Help search and replace hex values only in specific files

verge · June 14, 2011, 6:56pm

perl -pi -e 's/\x00/\x0d\x0a/g' `grep -l $'[\x00]GS' filelist`

This isn't working , it's not pulling the files that contain the regex. Please help me rewrite this :wall:.

Ideally for this to work on 9K of 20K files in the directory, I've tried this but I don't know enough about awk to make it work.

for each del in `cat delimiters`
do
  perl -pi -e 's/\x$del/\x0d\x0a/g' `grep -l $'[\x$del]GS' filelist`
done
cat delimiters
15
1c
1e
1f

GOAL
Subsititute the value at position 106 with a newline for the entire file (preferably when the value at pos 107=G) and preferably this will happen on for files that have a value at position 107 and the line begins with ISA.

ISSUE

my grep statement looking for specific hex values isn't working
I'd like to identify and perform the same action on files that share the same value at position 106
some characters are troublesome in a perl one liner or a grep like \ or - or other hex values
the file contains other non-ascii or non-printable characters throughout the file that should not be substituted
This value at position 106
changes from file to file
is consistent within a particular file
is non-word, usually non-ascii or non-printable (ie hex value 15, 1c, 1e, 1f, 21, 27, 2a, 2e, 3c, 3d, 3e, 3f, 40, 5c, 5e, 60, 7d, 7e, b8, be, c4, 00)
may not be at position 106 in other files and should not be subsituted in files that do not have this value at pos 106

INPUT:  This is what the input file looks like.  The value at position 106 is Hex x00 

ISA`00`FTL DATA  `00`FTL DATA  `ZZ`BBBB MFG       `ZZ`FFF  MFG       `110612`1931`U`00401`000001527`0`P`> GS`FA`BBBB MFG`FFF  MFG`110612`1931`940`X`002040 ST`997`000001184 AK1`PO`214 AK2`830`000007903 AK5`A AK9`A`1`1`1 SE`6`000001184 GE`1`940 IEA`1`000001527-
 
or
 
The value at position 106 is Hex x27.  Hex x60 is throughout the file and shouldn't be substituted. 

ISA`00`FTL DATA  `00`FTL DATA  `ZZ`B715 MFG       `ZZ`FTL  MFG       `110612`1931`U`00401`000001527`0`P`>'GS`FA`B715 MFG`FTL  MFG`110612`1931`940`X`002040'ST`997`000001184'AK1`PO`214'AK2`830`000007903'AK5`A'AK9`A`1`1`1'SE`6`000001184'GE`1`940'IEA`1`000001527-
 
OUTPUT:  This is what the output should look like.

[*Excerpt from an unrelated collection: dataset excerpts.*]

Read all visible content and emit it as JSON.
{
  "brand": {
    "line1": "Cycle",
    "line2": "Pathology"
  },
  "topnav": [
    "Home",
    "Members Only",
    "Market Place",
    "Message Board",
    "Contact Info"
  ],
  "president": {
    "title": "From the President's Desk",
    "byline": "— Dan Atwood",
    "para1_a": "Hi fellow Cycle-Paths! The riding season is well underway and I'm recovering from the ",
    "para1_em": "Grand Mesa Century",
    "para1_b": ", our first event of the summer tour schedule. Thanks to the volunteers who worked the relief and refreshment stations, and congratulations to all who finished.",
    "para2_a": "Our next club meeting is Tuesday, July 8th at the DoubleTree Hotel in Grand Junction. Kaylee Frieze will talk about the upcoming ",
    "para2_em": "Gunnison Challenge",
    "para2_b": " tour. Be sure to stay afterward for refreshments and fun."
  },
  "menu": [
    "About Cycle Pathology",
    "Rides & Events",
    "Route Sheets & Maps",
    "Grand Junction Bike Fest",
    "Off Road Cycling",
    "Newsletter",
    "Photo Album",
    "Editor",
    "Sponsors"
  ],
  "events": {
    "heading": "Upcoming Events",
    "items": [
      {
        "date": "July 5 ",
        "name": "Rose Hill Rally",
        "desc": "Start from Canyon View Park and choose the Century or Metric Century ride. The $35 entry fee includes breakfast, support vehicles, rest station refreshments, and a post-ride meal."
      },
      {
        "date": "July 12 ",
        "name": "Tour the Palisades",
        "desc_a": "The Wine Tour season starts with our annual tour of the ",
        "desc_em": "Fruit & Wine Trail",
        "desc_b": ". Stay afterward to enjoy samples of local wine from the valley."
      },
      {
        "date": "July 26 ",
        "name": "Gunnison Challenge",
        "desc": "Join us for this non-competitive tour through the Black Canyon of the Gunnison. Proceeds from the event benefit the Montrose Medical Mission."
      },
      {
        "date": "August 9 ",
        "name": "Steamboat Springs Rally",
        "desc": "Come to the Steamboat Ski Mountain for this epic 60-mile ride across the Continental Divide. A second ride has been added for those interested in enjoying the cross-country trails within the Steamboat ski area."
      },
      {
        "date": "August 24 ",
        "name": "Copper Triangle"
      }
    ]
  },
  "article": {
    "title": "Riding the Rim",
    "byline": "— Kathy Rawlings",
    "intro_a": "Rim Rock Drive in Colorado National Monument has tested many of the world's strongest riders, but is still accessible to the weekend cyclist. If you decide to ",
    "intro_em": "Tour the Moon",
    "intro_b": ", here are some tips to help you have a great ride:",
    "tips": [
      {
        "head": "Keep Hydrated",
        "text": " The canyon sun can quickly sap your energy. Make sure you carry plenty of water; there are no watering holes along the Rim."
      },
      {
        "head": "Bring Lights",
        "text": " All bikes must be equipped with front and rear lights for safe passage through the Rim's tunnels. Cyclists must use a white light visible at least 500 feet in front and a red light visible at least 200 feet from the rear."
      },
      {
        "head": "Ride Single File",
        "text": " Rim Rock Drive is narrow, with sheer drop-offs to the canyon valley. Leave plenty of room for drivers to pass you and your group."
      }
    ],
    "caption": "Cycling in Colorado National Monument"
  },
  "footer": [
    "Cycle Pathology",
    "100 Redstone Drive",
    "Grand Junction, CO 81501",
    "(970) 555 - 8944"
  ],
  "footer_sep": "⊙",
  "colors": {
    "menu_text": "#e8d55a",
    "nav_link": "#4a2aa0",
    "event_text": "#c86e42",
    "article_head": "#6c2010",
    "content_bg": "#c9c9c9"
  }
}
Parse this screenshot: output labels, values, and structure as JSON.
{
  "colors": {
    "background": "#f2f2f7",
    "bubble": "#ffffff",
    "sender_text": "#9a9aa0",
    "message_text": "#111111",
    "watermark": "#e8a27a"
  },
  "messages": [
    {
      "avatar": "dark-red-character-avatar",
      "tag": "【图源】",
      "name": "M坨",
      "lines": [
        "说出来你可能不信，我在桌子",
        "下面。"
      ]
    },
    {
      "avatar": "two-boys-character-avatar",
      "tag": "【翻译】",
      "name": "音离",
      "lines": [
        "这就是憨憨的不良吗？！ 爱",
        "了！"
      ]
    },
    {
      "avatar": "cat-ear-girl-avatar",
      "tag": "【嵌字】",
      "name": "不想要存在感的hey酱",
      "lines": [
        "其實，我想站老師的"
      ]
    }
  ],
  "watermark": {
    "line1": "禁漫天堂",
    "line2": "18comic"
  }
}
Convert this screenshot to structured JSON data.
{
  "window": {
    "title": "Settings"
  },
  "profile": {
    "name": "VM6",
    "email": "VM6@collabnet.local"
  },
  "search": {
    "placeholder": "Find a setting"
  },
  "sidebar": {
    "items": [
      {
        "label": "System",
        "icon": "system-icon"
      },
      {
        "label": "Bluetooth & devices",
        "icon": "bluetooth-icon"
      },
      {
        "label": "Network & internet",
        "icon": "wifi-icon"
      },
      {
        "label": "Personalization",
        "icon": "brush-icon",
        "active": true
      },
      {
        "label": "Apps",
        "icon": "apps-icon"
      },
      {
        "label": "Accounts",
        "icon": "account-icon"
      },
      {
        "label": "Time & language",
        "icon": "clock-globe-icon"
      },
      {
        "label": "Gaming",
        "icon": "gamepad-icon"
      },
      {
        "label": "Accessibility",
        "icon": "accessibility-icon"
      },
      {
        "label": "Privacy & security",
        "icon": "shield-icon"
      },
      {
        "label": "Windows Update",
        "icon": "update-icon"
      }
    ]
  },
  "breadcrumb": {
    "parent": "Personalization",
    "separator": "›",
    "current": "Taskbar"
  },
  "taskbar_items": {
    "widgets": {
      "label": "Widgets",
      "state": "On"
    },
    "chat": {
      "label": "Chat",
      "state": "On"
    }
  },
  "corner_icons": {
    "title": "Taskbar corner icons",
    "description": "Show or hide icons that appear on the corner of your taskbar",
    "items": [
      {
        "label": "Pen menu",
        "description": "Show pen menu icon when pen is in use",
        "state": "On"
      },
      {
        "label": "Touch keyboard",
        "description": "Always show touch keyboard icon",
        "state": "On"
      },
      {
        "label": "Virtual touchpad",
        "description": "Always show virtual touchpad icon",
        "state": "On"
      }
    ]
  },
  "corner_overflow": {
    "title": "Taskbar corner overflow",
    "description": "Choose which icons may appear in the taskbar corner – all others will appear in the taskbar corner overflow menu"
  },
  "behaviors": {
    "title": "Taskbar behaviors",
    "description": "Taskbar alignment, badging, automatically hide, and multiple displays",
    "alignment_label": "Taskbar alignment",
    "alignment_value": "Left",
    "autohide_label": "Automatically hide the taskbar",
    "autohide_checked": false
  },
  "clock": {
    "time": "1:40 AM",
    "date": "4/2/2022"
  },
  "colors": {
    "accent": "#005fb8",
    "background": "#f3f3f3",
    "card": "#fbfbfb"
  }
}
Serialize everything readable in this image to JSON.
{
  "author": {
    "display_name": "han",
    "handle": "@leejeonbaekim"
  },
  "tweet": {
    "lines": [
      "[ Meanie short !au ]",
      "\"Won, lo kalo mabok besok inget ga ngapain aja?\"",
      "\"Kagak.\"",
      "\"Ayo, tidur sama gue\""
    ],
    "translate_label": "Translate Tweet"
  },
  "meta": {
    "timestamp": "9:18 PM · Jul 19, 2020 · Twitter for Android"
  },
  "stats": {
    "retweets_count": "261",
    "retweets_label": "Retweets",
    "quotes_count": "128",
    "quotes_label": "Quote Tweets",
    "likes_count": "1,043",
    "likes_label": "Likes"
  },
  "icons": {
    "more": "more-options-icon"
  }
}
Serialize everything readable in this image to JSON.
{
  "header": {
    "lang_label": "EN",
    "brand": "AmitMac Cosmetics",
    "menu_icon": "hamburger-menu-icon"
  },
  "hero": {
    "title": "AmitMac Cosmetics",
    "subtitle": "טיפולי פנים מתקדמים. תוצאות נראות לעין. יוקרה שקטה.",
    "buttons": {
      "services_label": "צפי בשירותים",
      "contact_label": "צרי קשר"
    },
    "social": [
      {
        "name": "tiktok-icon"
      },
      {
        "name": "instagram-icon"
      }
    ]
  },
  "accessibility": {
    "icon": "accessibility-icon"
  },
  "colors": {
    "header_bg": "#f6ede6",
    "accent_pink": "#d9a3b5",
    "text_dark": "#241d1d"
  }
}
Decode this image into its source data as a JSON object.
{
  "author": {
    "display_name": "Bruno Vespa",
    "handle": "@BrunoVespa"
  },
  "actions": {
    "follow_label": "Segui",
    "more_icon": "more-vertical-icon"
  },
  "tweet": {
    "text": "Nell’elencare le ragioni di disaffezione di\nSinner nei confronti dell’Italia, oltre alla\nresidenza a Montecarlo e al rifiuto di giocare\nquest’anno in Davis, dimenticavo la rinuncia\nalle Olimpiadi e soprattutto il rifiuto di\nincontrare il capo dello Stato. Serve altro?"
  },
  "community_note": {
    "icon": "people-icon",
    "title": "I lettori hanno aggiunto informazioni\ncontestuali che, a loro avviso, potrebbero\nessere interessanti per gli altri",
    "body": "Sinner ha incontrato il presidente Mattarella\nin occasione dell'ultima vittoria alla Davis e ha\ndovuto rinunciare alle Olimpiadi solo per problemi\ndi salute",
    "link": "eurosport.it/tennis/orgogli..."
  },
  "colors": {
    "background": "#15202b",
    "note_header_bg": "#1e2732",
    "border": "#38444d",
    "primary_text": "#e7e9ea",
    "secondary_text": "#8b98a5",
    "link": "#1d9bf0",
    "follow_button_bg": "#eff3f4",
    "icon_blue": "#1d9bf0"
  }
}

ISA`00`FTL DATA  `00`FTL DATA  `ZZ`BBBB MFG       `ZZ`FFF  MFG       `110612`1931`U`00401`000001527`0`P`>
GS`FA`BBBB MFG`FFF  MFG`110612`1931`940`X`002040
ST`997`000001184
AK1`PO`214
AK2`830`000007903
AK5`A
AK9`A`1`1`1
SE`6`000001184
GE`1`940
IEA`1`000001527-

mirni · June 14, 2011, 9:02pm

Sounds like a fun project

Let's break it up:

convert to hex
store character 106 and 107
in hex format replace all char106's to '0a' if char107 is 'G'
convert hex back to ascii

Here, try this:

#!/bin/bash

while read file ; do           #loop through all input files
    od -t x1 $file > hexfile   #dump the content in hex 1-bytes
    awk 'NR==7{print $11 " " $12; exit}' hexfile |  #get char 106 and 107
    while read c106 c107 ; do  #and store them in variables
      if [ $c107 = 47 ] ; then #char107 is 'G'; substitute
         sed -i "s/$c106/0a/g" hexfile #replace all in hexfile
      fi
    done #end while
    awk '{$1=""; gsub(/ /,"")}1' hexfile | perl -ne '$l=length($_)-1; print pack(H.$l,$_);' > ${file}.replaced 
done < filelist

'od -t x1' will dump the contents of (ascii) input in 1-byte hexadecimals, check 'man od' for details, or try it out on CL.
The second awk command gets rid of first column, which is just reference numbers output by 'od', and also rids of all spaces. Perl command then determines length of hex string on each line and uses 'pack' to convert back to ascii. (This will be basically 'pack(H32,$)' except for last line which may be shorter, in which case pack(H32,$) would fill it up with \0. To avoid this mess at the end, length of string is determined.
Output into .replaced so that you don't mess up your originals and can compare.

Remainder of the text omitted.